Te Kiri says the collection was inspired by the different narratives within te ao Māori and her own environment and personal journey.
She uses a variety of materials for her designs including bamboo, wood, perspex, bone, leather and sterling silver.
Te Kiri has used Māori names for some of the new designs in the collection.
“Those names I draw from the actual collection. So within this new one, Hiwa-i-te-rangi, I’ve classed some as just Matariki, some can be based around the other stars like Waitī, Waitā on the collection and what the story is being told in that product.”
In the weekend Te Kiri filmed a virtual fashion show in collaboration with Ngāti Tūwharetoa designer Mitchell Vincent.
“We decided that with lockdown, with there being no New Zealand Fashion Week, we needed to start being more creative in how we show our collections to our customer base.”
Kāhui Māori Fashion Collective China Hīkoi / Source: Damien Nikora
Both Te Kiri and Vincent are part of the Kāhui Fashion Collective, a group of Māori designers who went on a hikoi last year to Quanzhou, China to learn more about international fabric markets.
“It’s opened up doors and also shown that we have greater reach as a collective rather than individually.
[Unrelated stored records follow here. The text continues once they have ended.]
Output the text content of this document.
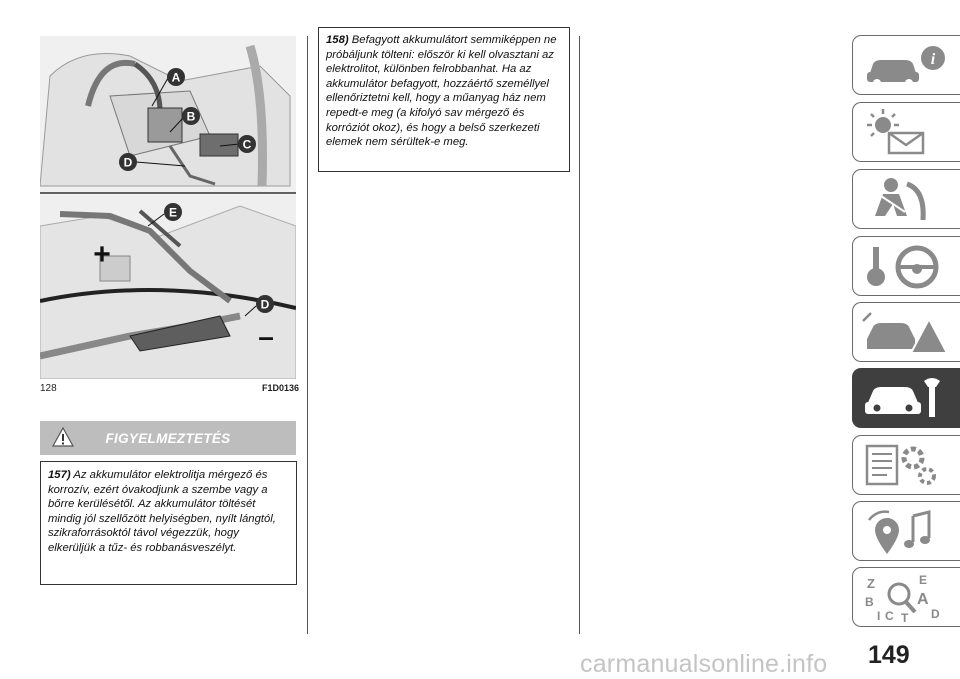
A
B
C
D
E
D
+
–
128	F1D0136
FIGYELMEZTETÉS
157) Az akkumulátor elektrolitja mérgező és korrozív, ezért óvakodjunk a szembe vagy a bőrre kerülésétől. Az akkumulátor töltését mindig jól szellőzött helyiségben, nyílt lángtól, szikraforrásoktól távol végezzük, hogy elkerüljük a tűz- és robbanásveszélyt.
158) Befagyott akkumulátort semmiképpen ne próbáljunk tölteni: először ki kell olvasztani az elektrolitot, különben felrobbanhat. Ha az akkumulátor befagyott, hozzáértő személlyel ellenőriztetni kell, hogy a műanyag ház nem repedt-e meg (a kifolyó sav mérgező és korróziót okoz), és hogy a belső szerkezeti elemek nem sérültek-e meg.
i
Z	E
B	A
C	D
T
I
149
carmanualsonline.info
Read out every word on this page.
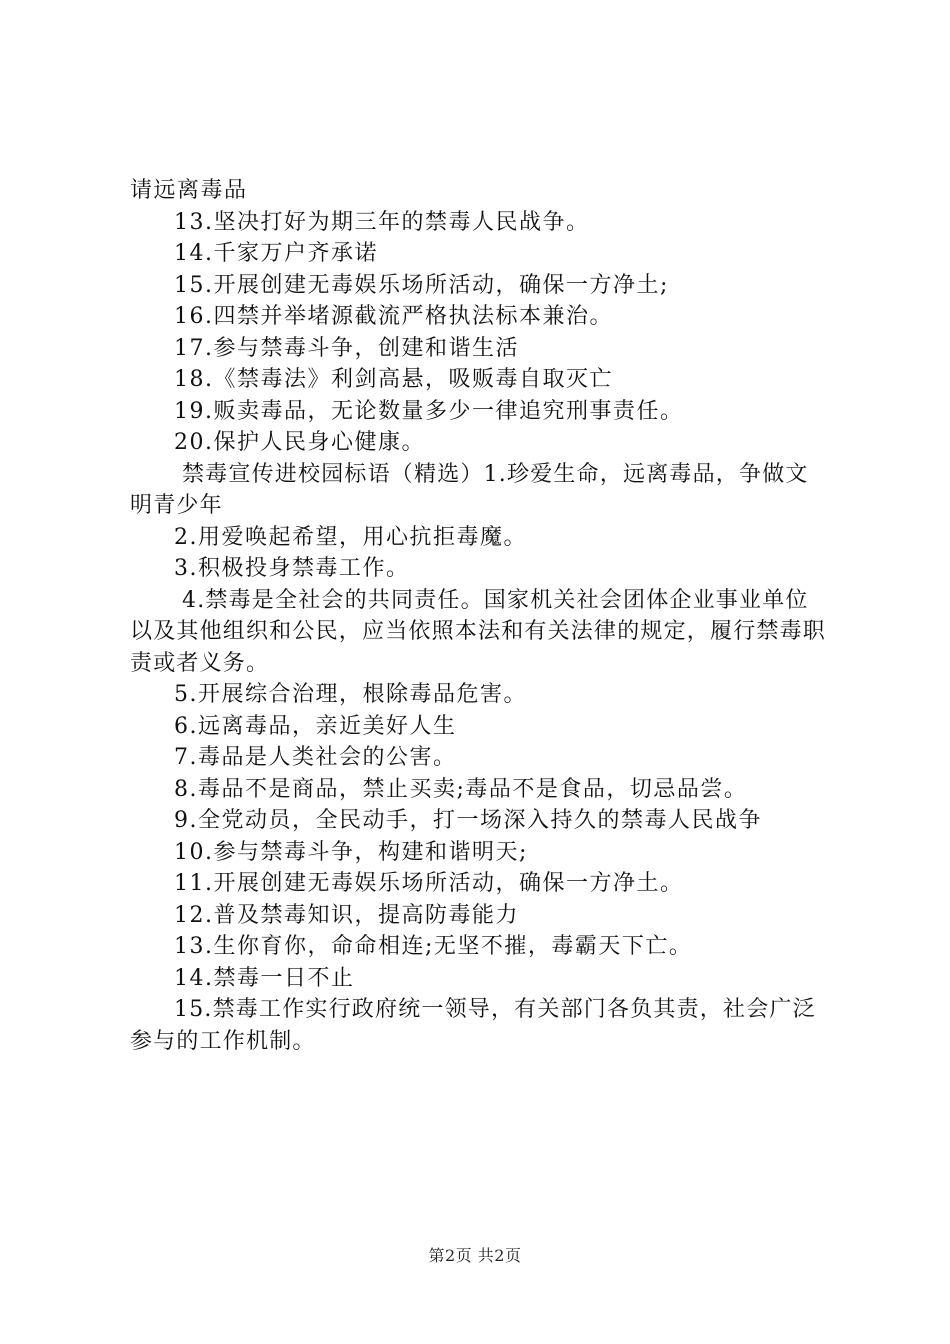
请远离毒品
13.坚决打好为期三年的禁毒人民战争。
14.千家万户齐承诺
15.开展创建无毒娱乐场所活动，确保一方净土;
16.四禁并举堵源截流严格执法标本兼治。
17.参与禁毒斗争，创建和谐生活
18.《禁毒法》利剑高悬，吸贩毒自取灭亡
19.贩卖毒品，无论数量多少一律追究刑事责任。
20.保护人民身心健康。
禁毒宣传进校园标语（精选）1.珍爱生命，远离毒品，争做文明青少年
2.用爱唤起希望，用心抗拒毒魔。
3.积极投身禁毒工作。
4.禁毒是全社会的共同责任。国家机关社会团体企业事业单位以及其他组织和公民，应当依照本法和有关法律的规定，履行禁毒职责或者义务。
5.开展综合治理，根除毒品危害。
6.远离毒品，亲近美好人生
7.毒品是人类社会的公害。
8.毒品不是商品，禁止买卖;毒品不是食品，切忌品尝。
9.全党动员，全民动手，打一场深入持久的禁毒人民战争
10.参与禁毒斗争，构建和谐明天;
11.开展创建无毒娱乐场所活动，确保一方净土。
12.普及禁毒知识，提高防毒能力
13.生你育你，命命相连;无坚不摧，毒霸天下亡。
14.禁毒一日不止
15.禁毒工作实行政府统一领导，有关部门各负其责，社会广泛参与的工作机制。
第2页 共2页
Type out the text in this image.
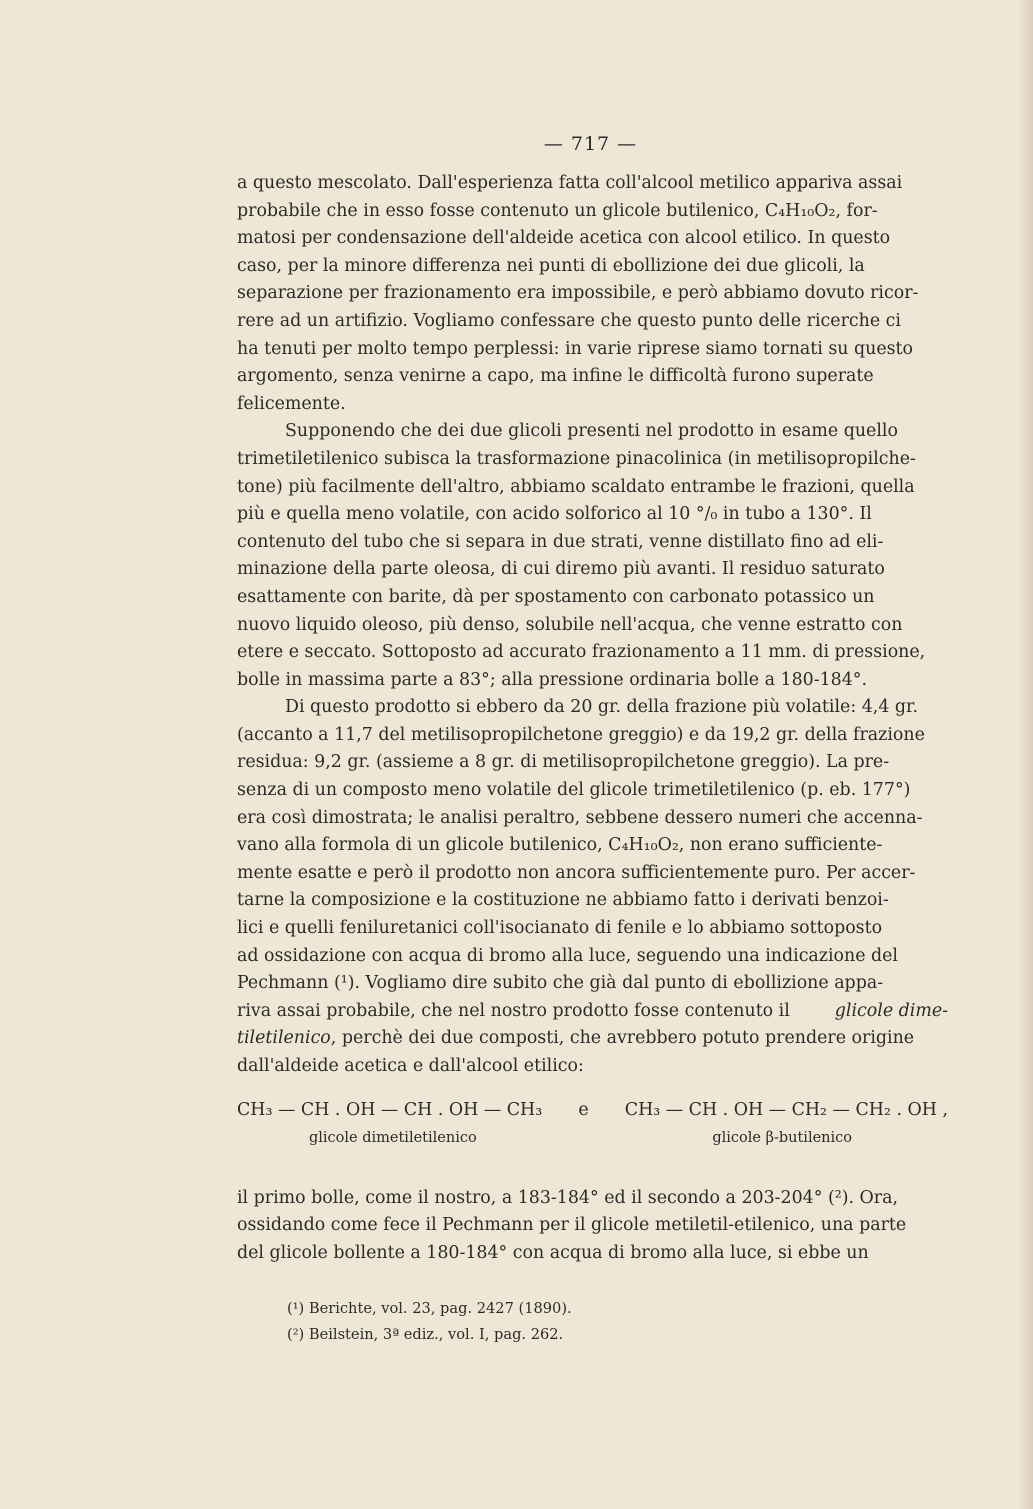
— 717 —
a questo mescolato. Dall'esperienza fatta coll'alcool metilico appariva assai
probabile che in esso fosse contenuto un glicole butilenico, C₄H₁₀O₂, for-
matosi per condensazione dell'aldeide acetica con alcool etilico. In questo
caso, per la minore differenza nei punti di ebollizione dei due glicoli, la
separazione per frazionamento era impossibile, e però abbiamo dovuto ricor-
rere ad un artifizio. Vogliamo confessare che questo punto delle ricerche ci
ha tenuti per molto tempo perplessi: in varie riprese siamo tornati su questo
argomento, senza venirne a capo, ma infine le difficoltà furono superate
felicemente.
Supponendo che dei due glicoli presenti nel prodotto in esame quello
trimetiletilenico subisca la trasformazione pinacolinica (in metilisopropilche-
tone) più facilmente dell'altro, abbiamo scaldato entrambe le frazioni, quella
più e quella meno volatile, con acido solforico al 10 °/₀ in tubo a 130°. Il
contenuto del tubo che si separa in due strati, venne distillato fino ad eli-
minazione della parte oleosa, di cui diremo più avanti. Il residuo saturato
esattamente con barite, dà per spostamento con carbonato potassico un
nuovo liquido oleoso, più denso, solubile nell'acqua, che venne estratto con
etere e seccato. Sottoposto ad accurato frazionamento a 11 mm. di pressione,
bolle in massima parte a 83°; alla pressione ordinaria bolle a 180-184°.
Di questo prodotto si ebbero da 20 gr. della frazione più volatile: 4,4 gr.
(accanto a 11,7 del metilisopropilchetone greggio) e da 19,2 gr. della frazione
residua: 9,2 gr. (assieme a 8 gr. di metilisopropilchetone greggio). La pre-
senza di un composto meno volatile del glicole trimetiletilenico (p. eb. 177°)
era così dimostrata; le analisi peraltro, sebbene dessero numeri che accenna-
vano alla formola di un glicole butilenico, C₄H₁₀O₂, non erano sufficiente-
mente esatte e però il prodotto non ancora sufficientemente puro. Per accer-
tarne la composizione e la costituzione ne abbiamo fatto i derivati benzoi-
lici e quelli feniluretanici coll'isocianato di fenile e lo abbiamo sottoposto
ad ossidazione con acqua di bromo alla luce, seguendo una indicazione del
Pechmann (¹). Vogliamo dire subito che già dal punto di ebollizione appa-
riva assai probabile, che nel nostro prodotto fosse contenuto il	glicole dime-
tiletilenico, perchè dei due composti, che avrebbero potuto prendere origine
dall'aldeide acetica e dall'alcool etilico:
CH₃ — CH . OH — CH . OH — CH₃ e CH₃ — CH . OH — CH₂ — CH₂ . OH ,
glicole dimetiletilenico	glicole β-butilenico
il primo bolle, come il nostro, a 183-184° ed il secondo a 203-204° (²). Ora,
ossidando come fece il Pechmann per il glicole metiletil-etilenico, una parte
del glicole bollente a 180-184° con acqua di bromo alla luce, si ebbe un
(¹) Berichte, vol. 23, pag. 2427 (1890).
(²) Beilstein, 3ª ediz., vol. I, pag. 262.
Kāhui is amazing. We’re a whānau and we support each other and we draw on each other for strength in networks and all sorts of different new things we want to explore.”
During their time in Quanzhou they visited one of the largest fabric markets in the world, says Te Kiri.
“It was actually eye-opening. It was really amazing to see so many things that we don’t have available in Aotearoa.”